Bleakley K, Yamanishi Y - Bioinformatics (2009)

Bottom Line: We demonstrate the excellent performance of the proposed method in the prediction of four classes of drug-target interaction networks involving enzymes, ion channels, G protein-coupled receptors (GPCRs) and nuclear receptors in human.This enables us to suggest a number of new potential drug-target interactions.An implementation of the proposed algorithm is available upon request from the authors.

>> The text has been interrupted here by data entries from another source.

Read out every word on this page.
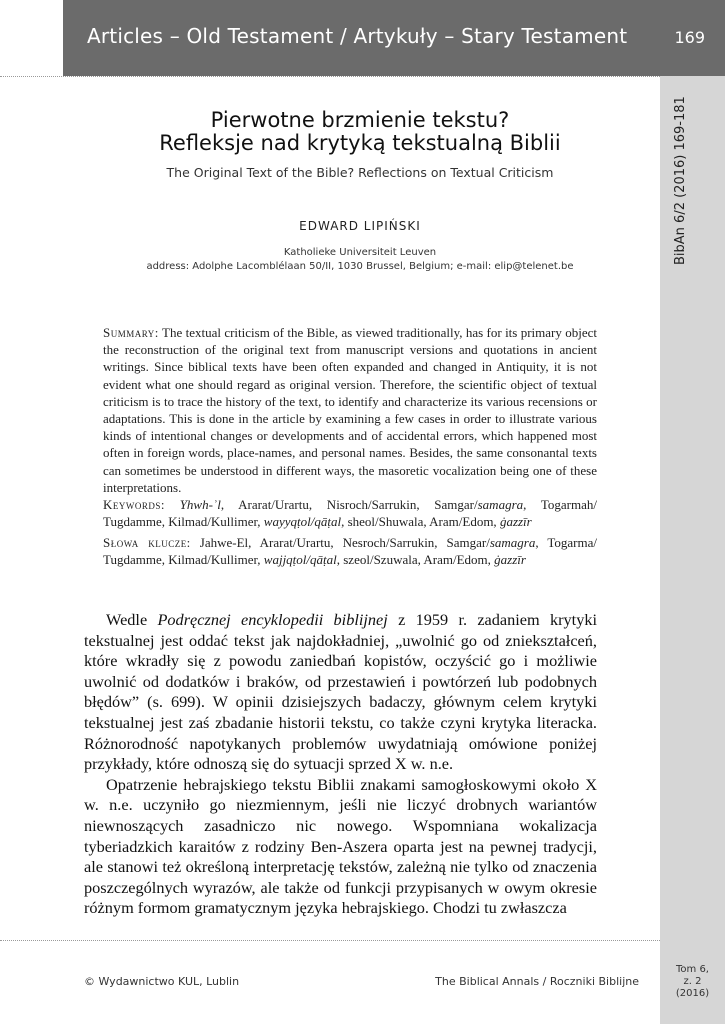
Articles – Old Testament / Artykuły – Stary Testament	169
BibAn 6/2 (2016) 169-181
Pierwotne brzmienie tekstu?
Refleksje nad krytyką tekstualną Biblii
The Original Text of the Bible? Reflections on Textual Criticism
EDWARD LIPIŃSKI
Katholieke Universiteit Leuven
address: Adolphe Lacomblélaan 50/II, 1030 Brussel, Belgium; e-mail: elip@telenet.be
Summary: The textual criticism of the Bible, as viewed traditionally, has for its primary object the reconstruction of the original text from manuscript versions and quotations in ancient writings. Since biblical texts have been often expanded and changed in Antiquity, it is not evident what one should regard as original version. Therefore, the scientific object of textual criticism is to trace the history of the text, to identify and characterize its various recensions or adaptations. This is done in the article by examining a few cases in order to illustrate various kinds of intentional changes or developments and of accidental errors, which happened most often in foreign words, place-names, and personal names. Besides, the same consonantal texts can sometimes be understood in different ways, the masoretic vocalization being one of these interpretations.
Keywords: Yhwh-ʾl, Ararat/Urartu, Nisroch/Sarrukin, Samgar/samagra, Togarmah/ Tugdamme, Kilmad/Kullimer, wayyqṭol/qāṭal, sheol/Shuwala, Aram/Edom, ġazzīr
Słowa klucze: Jahwe-El, Ararat/Urartu, Nesroch/Sarrukin, Samgar/samagra, Togarma/ Tugdamme, Kilmad/Kullimer, wajjqṭol/qāṭal, szeol/Szuwala, Aram/Edom, ġazzīr

Wedle Podręcznej encyklopedii biblijnej z 1959 r. zadaniem krytyki tekstualnej jest oddać tekst jak najdokładniej, „uwolnić go od zniekształceń, które wkradły się z powodu zaniedbań kopistów, oczyścić go i możliwie uwolnić od dodatków i braków, od przestawień i powtórzeń lub podobnych błędów” (s. 699). W opinii dzisiejszych badaczy, głównym celem krytyki tekstualnej jest zaś zbadanie historii tekstu, co także czyni krytyka literacka. Różnorodność napotykanych problemów uwydatniają omówione poniżej przykłady, które odnoszą się do sytuacji sprzed X w. n.e.

Opatrzenie hebrajskiego tekstu Biblii znakami samogłoskowymi około X w. n.e. uczyniło go niezmiennym, jeśli nie liczyć drobnych wariantów niewnoszących zasadniczo nic nowego. Wspomniana wokalizacja tyberiadzkich karaitów z rodziny Ben-Aszera oparta jest na pewnej tradycji, ale stanowi też określoną interpretację tekstów, zależną nie tylko od znaczenia poszczególnych wyrazów, ale także od funkcji przypisanych w owym okresie różnym formom gramatycznym języka hebrajskiego. Chodzi tu zwłaszcza

© Wydawnictwo KUL, Lublin	The Biblical Annals / Roczniki Biblijne
Tom 6,
z. 2
(2016)
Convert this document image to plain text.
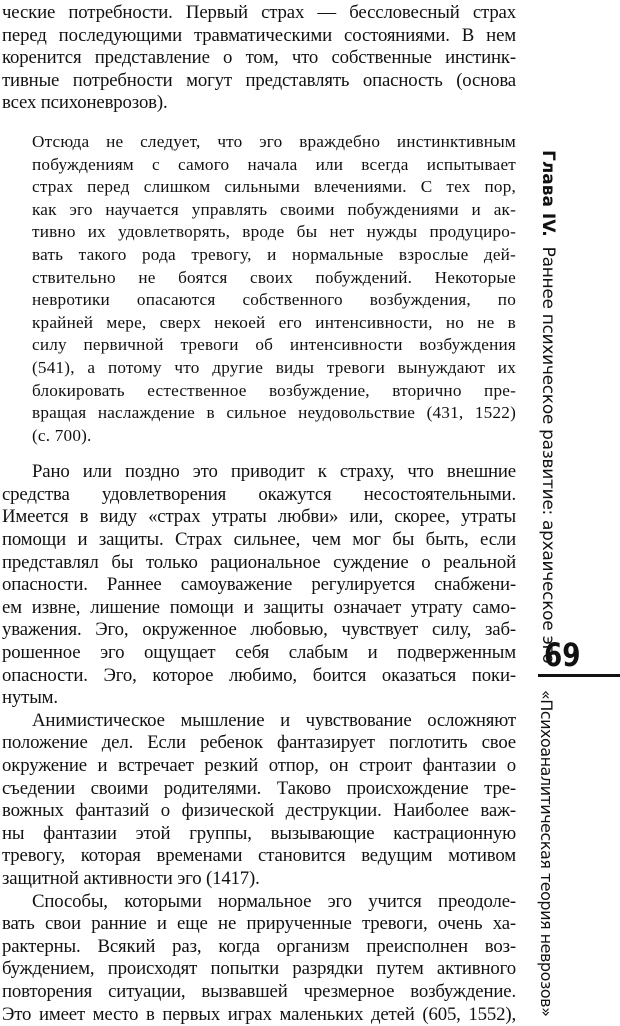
ческие потребности. Первый страх — бессловесный страх
перед последующими травматическими состояниями. В нем
коренится представление о том, что собственные инстинк-
тивные потребности могут представлять опасность (основа
всех психоневрозов).
Отсюда не следует, что эго враждебно инстинктивным
побуждениям с самого начала или всегда испытывает
страх перед слишком сильными влечениями. С тех пор,
как эго научается управлять своими побуждениями и ак-
тивно их удовлетворять, вроде бы нет нужды продуциро-
вать такого рода тревогу, и нормальные взрослые дей-
ствительно не боятся своих побуждений. Некоторые
невротики опасаются собственного возбуждения, по
крайней мере, сверх некоей его интенсивности, но не в
силу первичной тревоги об интенсивности возбуждения
(541), а потому что другие виды тревоги вынуждают их
блокировать естественное возбуждение, вторично пре-
вращая наслаждение в сильное неудовольствие (431, 1522)
(с. 700).
Рано или поздно это приводит к страху, что внешние
средства удовлетворения окажутся несостоятельными.
Имеется в виду «страх утраты любви» или, скорее, утраты
помощи и защиты. Страх сильнее, чем мог бы быть, если
представлял бы только рациональное суждение о реальной
опасности. Раннее самоуважение регулируется снабжени-
ем извне, лишение помощи и защиты означает утрату само-
уважения. Эго, окруженное любовью, чувствует силу, заб-
рошенное эго ощущает себя слабым и подверженным
опасности. Эго, которое любимо, боится оказаться поки-
нутым.
Анимистическое мышление и чувствование осложняют
положение дел. Если ребенок фантазирует поглотить свое
окружение и встречает резкий отпор, он строит фантазии о
съедении своими родителями. Таково происхождение тре-
вожных фантазий о физической деструкции. Наиболее важ-
ны фантазии этой группы, вызывающие кастрационную
тревогу, которая временами становится ведущим мотивом
защитной активности эго (1417).
Способы, которыми нормальное эго учится преодоле-
вать свои ранние и еще не прирученные тревоги, очень ха-
рактерны. Всякий раз, когда организм преисполнен воз-
буждением, происходят попытки разрядки путем активного
повторения ситуации, вызвавшей чрезмерное возбуждение.
Это имеет место в первых играх маленьких детей (605, 1552),
Глава IV.Раннее психическое развитие: архаическое эго
69
«Психоаналитическая теория неврозов»
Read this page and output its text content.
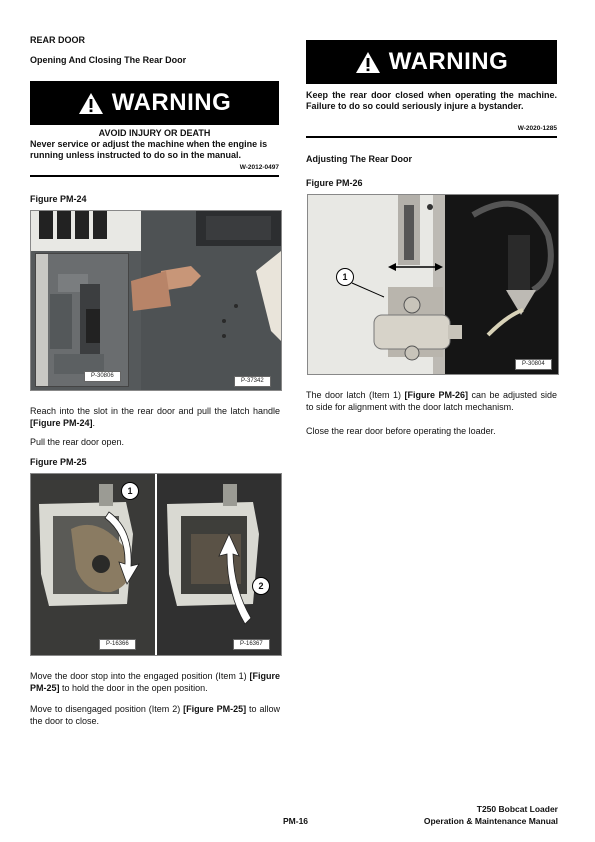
REAR DOOR
Opening And Closing The Rear Door
WARNING
AVOID INJURY OR DEATH
Never service or adjust the machine when the engine is running unless instructed to do so in the manual.
W-2012-0497
Figure PM-24
P-30806
P-37342
Reach into the slot in the rear door and pull the latch handle [Figure PM-24].
Pull the rear door open.
Figure PM-25
1
2
P-16366	P-16367
Move the door stop into the engaged position (Item 1) [Figure PM-25] to hold the door in the open position.
Move to disengaged position (Item 2) [Figure PM-25] to allow the door to close.
WARNING
Keep the rear door closed when operating the machine. Failure to do so could seriously injure a bystander.
W-2020-1285
Adjusting The Rear Door
Figure PM-26
1
P-30804
The door latch (Item 1) [Figure PM-26] can be adjusted side to side for alignment with the door latch mechanism.
Close the rear door before operating the loader.
PM-16
T250 Bobcat Loader
Operation & Maintenance Manual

View Article: PubMed Central - PubMed

Affiliation: Mines ParisTech, Centre for Computational Biology, Fontainebleau, France. kevbleakley@gmail.com

ABSTRACT

Motivation: In silico prediction of drug-target interactions from heterogeneous biological data is critical in the search for drugs for known diseases. This problem is currently being attacked from many different points of view, a strong indication of its current importance. Precisely, being able to predict new drug-target interactions with both high precision and accuracy is the holy grail, a fundamental requirement for in silico methods to be useful in a biological setting. This, however, remains extremely challenging due to, amongst other things, the rarity of known drug-target interactions.

Results: We propose a novel supervised inference method to predict unknown drug-target interactions, represented as a bipartite graph. We use this method, known as bipartite local models to first predict target proteins of a given drug, then to predict drugs targeting a given protein. This gives two independent predictions for each putative drug-target interaction, which we show can be combined to give a definitive prediction for each interaction. We demonstrate the excellent performance of the proposed method in the prediction of four classes of drug-target interaction networks involving enzymes, ion channels, G protein-coupled receptors (GPCRs) and nuclear receptors in human. This enables us to suggest a number of new potential drug-target interactions.

Availability: An implementation of the proposed algorithm is available upon request from the authors. Datasets and all prediction results are available at http://cbio.ensmp.fr/~yyamanishi/bipartitelocal/.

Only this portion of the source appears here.